Researchers at the Institute for Robotics and Intelligent Machines (IRIM) of the Georgia Institute of Technology have recently proposed a new framework for aggressive driving using only a monocular camera, IMU sensors and wheel speed sensors. Their approach, presented in a paper pre-published on arXiv, combines deep learning-based road detection, particle filters and model predictive control (MPC).
“Understanding the edge cases of autonomous driving is becoming very important,” Paul Drews, one of the researchers who carried out the study, told TechXplore. “We chose aggressive driving, as this is a good proxy for collision avoidance or mitigation required by autonomous vehicles.”
The term ‘aggressive driving’ refers to instances in which a ground vehicle operates near the speed limits of handling and often with high sideslip angles, as required in rally racing. In their previous work, the researchers investigated aggressive driving using high-quality GPS for global position estimation. This approach has several limitations, for instance, it requires expensive sensors and excludes GPS-denied areas.
The researchers previously achieved promising results with a vision-based (non-GPS-based) driving solution, based on regressing a local cost map from monocular camera images and using this information for MPC-based control. However, treating each input frame separately led to crucial learning challenges due to the limited field of view and low vantage point of the camera mounted on a ground vehicle, which made it difficult to generate cost maps that were effective at high speed.
“Our main objective for this work is to understand how vision can be used as the primary sensor for aggressive driving,” Drews said. “This affords interesting challenges because the visual processing must meet stringent time requirements. This allows us to explore algorithms that are tightly coupled between perception and control.”
In this new study, the researchers addressed the limitations of their previous work, introducing an alternative approach for autonomous high-speed driving in which a local cost map generator in the form of a video-based deep neural network model (i.e. LSTM) is used as the measurement process for a particle filter state estimator.

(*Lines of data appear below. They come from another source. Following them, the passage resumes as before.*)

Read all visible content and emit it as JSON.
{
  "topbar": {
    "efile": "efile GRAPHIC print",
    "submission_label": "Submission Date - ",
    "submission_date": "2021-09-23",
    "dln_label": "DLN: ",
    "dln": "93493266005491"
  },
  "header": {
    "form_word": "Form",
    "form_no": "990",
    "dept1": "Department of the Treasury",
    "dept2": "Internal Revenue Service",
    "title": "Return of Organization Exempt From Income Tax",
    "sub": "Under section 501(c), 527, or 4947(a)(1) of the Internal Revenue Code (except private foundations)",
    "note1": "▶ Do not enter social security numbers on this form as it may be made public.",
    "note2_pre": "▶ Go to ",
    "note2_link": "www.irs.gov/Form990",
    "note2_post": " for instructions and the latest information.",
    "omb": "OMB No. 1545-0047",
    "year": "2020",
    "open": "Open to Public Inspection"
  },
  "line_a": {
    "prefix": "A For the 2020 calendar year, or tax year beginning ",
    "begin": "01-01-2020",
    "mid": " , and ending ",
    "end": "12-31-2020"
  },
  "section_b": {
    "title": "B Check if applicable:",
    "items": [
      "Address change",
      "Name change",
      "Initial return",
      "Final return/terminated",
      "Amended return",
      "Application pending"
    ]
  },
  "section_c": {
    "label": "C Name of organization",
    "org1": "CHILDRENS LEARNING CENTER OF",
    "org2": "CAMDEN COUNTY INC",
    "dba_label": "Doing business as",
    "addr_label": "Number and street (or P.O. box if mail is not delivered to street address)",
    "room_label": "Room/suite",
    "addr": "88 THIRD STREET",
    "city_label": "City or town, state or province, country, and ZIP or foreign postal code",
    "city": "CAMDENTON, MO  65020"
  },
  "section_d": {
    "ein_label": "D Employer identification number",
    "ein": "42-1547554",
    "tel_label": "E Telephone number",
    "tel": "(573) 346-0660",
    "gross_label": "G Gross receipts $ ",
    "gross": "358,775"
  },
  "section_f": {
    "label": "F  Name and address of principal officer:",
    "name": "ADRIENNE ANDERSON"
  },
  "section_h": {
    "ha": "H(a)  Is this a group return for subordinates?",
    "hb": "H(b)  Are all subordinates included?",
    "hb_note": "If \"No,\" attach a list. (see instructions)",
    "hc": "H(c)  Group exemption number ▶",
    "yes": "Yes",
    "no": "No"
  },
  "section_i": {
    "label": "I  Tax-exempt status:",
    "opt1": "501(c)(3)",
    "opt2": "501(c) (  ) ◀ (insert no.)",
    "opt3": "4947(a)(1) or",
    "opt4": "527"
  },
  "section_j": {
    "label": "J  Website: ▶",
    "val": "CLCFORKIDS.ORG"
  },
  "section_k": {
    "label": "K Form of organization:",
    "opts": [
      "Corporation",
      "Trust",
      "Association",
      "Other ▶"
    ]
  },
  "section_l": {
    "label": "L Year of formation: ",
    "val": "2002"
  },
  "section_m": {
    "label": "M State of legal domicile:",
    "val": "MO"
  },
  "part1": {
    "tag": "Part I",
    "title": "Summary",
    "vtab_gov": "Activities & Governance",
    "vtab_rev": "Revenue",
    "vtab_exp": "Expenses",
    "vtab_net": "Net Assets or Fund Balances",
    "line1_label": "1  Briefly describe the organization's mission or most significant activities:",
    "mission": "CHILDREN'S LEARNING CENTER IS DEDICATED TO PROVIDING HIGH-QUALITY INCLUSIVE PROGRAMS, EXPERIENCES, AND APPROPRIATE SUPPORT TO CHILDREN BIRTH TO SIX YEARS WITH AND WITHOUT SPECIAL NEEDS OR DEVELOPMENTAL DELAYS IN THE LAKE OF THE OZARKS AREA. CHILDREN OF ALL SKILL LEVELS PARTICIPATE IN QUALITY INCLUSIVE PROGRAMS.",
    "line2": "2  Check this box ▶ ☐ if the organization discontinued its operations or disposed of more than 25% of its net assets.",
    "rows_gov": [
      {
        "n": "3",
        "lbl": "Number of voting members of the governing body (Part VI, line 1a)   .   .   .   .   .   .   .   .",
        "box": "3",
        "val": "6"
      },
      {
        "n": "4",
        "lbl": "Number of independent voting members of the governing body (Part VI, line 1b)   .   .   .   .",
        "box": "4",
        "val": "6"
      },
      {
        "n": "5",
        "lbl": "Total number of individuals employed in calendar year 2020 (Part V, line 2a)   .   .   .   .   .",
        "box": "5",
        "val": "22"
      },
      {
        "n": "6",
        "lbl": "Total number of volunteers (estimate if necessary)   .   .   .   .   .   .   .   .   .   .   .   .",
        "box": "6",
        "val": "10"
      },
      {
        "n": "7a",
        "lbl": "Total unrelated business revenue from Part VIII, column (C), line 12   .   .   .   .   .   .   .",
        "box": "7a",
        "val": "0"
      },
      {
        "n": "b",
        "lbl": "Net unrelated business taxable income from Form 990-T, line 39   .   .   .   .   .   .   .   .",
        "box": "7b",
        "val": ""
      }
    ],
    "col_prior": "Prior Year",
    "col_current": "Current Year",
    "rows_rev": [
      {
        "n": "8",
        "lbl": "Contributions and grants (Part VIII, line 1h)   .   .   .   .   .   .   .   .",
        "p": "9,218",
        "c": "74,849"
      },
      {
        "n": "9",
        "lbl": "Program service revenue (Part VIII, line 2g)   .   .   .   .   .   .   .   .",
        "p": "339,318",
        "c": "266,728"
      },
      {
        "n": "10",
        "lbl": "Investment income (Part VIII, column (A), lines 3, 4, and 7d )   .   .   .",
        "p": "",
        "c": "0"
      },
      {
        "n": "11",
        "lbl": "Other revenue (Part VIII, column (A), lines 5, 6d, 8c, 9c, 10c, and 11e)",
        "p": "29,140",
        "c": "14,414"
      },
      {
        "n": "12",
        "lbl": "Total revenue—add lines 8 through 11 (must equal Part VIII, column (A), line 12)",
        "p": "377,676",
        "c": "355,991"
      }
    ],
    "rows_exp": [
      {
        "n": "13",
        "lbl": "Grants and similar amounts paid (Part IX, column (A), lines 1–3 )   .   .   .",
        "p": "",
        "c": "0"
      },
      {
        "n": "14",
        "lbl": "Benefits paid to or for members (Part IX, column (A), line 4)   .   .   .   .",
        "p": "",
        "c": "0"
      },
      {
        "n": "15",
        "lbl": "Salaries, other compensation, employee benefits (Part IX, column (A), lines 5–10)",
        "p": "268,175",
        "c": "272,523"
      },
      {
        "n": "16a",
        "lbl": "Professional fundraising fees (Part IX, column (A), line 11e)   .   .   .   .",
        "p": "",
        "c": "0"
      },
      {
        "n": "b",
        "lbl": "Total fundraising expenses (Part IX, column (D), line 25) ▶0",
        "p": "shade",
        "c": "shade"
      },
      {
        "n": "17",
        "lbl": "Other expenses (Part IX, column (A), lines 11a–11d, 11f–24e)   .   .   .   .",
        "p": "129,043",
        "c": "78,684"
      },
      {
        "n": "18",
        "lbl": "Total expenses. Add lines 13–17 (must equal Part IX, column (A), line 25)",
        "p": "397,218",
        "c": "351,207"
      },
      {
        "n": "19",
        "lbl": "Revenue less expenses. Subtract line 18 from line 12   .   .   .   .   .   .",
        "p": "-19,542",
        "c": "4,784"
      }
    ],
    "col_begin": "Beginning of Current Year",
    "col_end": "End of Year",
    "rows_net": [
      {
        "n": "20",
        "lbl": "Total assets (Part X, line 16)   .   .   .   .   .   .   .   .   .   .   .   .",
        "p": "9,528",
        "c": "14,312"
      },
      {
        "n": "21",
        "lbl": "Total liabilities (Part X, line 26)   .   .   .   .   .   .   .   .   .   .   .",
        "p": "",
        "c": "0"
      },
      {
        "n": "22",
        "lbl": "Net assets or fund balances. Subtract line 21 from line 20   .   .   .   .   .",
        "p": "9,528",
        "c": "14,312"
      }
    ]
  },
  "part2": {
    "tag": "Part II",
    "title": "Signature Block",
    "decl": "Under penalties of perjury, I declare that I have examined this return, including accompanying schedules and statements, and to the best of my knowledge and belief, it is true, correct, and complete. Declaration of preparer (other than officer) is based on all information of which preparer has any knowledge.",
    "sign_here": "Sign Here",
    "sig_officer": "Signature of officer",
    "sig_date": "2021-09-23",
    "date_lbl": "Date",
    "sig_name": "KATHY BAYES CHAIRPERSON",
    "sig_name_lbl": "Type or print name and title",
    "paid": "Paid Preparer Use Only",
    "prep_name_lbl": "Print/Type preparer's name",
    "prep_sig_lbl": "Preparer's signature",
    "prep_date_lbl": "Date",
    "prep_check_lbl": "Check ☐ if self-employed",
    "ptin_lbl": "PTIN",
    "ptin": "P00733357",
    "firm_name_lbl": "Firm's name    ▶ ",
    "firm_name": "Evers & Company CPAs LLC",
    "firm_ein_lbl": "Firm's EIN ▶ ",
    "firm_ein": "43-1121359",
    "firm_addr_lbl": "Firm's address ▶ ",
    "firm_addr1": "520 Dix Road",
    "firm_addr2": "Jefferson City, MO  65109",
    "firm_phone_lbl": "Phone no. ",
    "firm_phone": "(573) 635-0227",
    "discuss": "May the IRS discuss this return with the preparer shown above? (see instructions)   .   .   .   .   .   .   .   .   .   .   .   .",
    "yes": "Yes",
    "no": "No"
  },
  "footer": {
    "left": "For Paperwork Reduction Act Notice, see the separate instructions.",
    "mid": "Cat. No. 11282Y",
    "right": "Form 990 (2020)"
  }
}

Essentially, the particle filter uses this dynamic observation model to localize in a schematic map and MPC is used to drive aggressively based on this state estimate. This aspect of the framework allowed them to obtain a global position estimate against a schematic map without using GPS technology, while also improving the accuracy of cost map predictions.
“We take a direct approach to autonomous racing by learning the intermediate cost map directly from monocular images,” Drews explained. “This intermediate representation can then be directly used by model predictive control, or can be used by a particle filter to approach GPS state based aggressive performance.”
Drews and his colleagues evaluated their framework using the 1:5 test vehicle on AutoRally, an open source platform from aggressive autonomous driving. With their approach, they found that the vehicle could operate reliably at the friction limits on a complex dirt track, reaching speeds above 27 mph (12 m/s).
“I think we have shown two things in this study,” Drews said. “First, that by directly regressing a cost map from images, we can both use it directly and use it for localization to enable aggressive driving at the limits of handling. Second, that temporal information is very important in a difficult driving scenario such as this.”
The study carried out by Drew and his colleagues demonstrate the advantages of combining MPC with state estimation and learned perception. In the future, their framework could pave the way for a more robust and cost-effective aggressive autonomous driving on complex tracks.
“We would now like to further enhance this method with learned attention and extend it to obstacles and unknown environments,” Drews said.